Despite household spending showing clear signs of slowing after rate hikes, and dire warnings for discretionary retailers, Myer’s (ASX: MYR) share piece was up 22.50% at noon following revelations FY22 net profit will virtually double to between $55m and $60m, it’s best result since 2018.
Within an upbeat trading update for the year ended July 30, Myer advised investors that the iconic department store expects to report its strongest net profit in five years, with the online platform - now representing around 24% of total sales - driving strong sales growth.
In March, Myer’s shareholders received their first dividend since 2017 and the company expects to release its FY22 results during September.
Cash on hand $155m compared to $112m at the end of FY21.
Second half profit for 2022 for the 26 weeks to July 30 between $23m and $28m, up between 160% and 217% compared to the net profit of $8.8m for the 27 weeks to July 31, 2021.
Total sales in the July half up, gaining between 16.5% and 17.3% from the year-earlier
Full-year sales to gain between 12.3% and 12.7% to $2.97bn - $2.99bn compared with the year-earlier period’s $2.66bn, which included 53 weeks of sales.
Online revenue to rise between 32.5% -34.4% from the year-earlier period, and, between $715m-$725m.
It appears shoppers kept spending post-Christmas trade with, which was hampered by store closures.
Commenting on today’s update CEO John King notes the continuation of sales growth into the second half, after a tough first half year, with the first quarter heavily impacted by store closures and declining consumer confidence.
King reminded investors that the Customer First Plan is continuing to deliver positive outcomes for the business, with all categories achieving sales growth over last year.

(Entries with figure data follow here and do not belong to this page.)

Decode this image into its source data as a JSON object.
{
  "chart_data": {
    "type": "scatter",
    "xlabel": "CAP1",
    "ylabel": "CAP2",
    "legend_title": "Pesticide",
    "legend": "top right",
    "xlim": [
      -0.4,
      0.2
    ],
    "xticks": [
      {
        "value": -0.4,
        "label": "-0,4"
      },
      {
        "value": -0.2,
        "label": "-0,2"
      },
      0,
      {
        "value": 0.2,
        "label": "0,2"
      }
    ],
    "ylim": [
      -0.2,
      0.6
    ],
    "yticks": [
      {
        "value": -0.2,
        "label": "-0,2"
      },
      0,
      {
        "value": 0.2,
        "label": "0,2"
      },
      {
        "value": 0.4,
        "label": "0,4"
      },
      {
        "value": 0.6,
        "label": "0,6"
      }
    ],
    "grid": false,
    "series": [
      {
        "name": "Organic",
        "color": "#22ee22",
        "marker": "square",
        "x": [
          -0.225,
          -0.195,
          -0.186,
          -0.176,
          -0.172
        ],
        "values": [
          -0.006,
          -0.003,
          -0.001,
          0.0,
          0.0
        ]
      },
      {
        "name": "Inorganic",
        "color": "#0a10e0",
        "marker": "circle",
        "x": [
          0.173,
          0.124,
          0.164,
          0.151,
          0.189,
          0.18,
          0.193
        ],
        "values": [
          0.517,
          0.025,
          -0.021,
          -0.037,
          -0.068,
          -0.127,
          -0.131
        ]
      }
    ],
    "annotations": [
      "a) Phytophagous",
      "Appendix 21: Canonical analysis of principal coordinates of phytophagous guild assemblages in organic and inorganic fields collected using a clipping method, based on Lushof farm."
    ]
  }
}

“The momentum in the second half in terms of sales growth both in-store and online, profitability and strengthening of our balance sheet places us well as we go into the new financial year,” noted King who embarked on a turnaround strategy five years ago.
While stock on hand is nearly 10% higher than the same time last year, after bulking up inventory to offset global supply chain delays, management notes clearance inventory continues to be well managed at 6.2% of department store stock on hand.
Today’s result should go some way appeasing major shareholder and Melbourne-based billionaire Solomon Lew (20%) who has agitated to see the board changed following disillusionment about company’s previous ailing performance.
At the half year King also noted that having grown nearly fourfold in the past four years, Myer is now one of the biggest online retail businesses in the country.
“In key categories, our growth is significantly outpacing competitors, both multichannel retailers and online pure plays.”
Consensus on Myer is Hold.
Based on Morningstar’s fair value of $0.76 the stock is undervalued.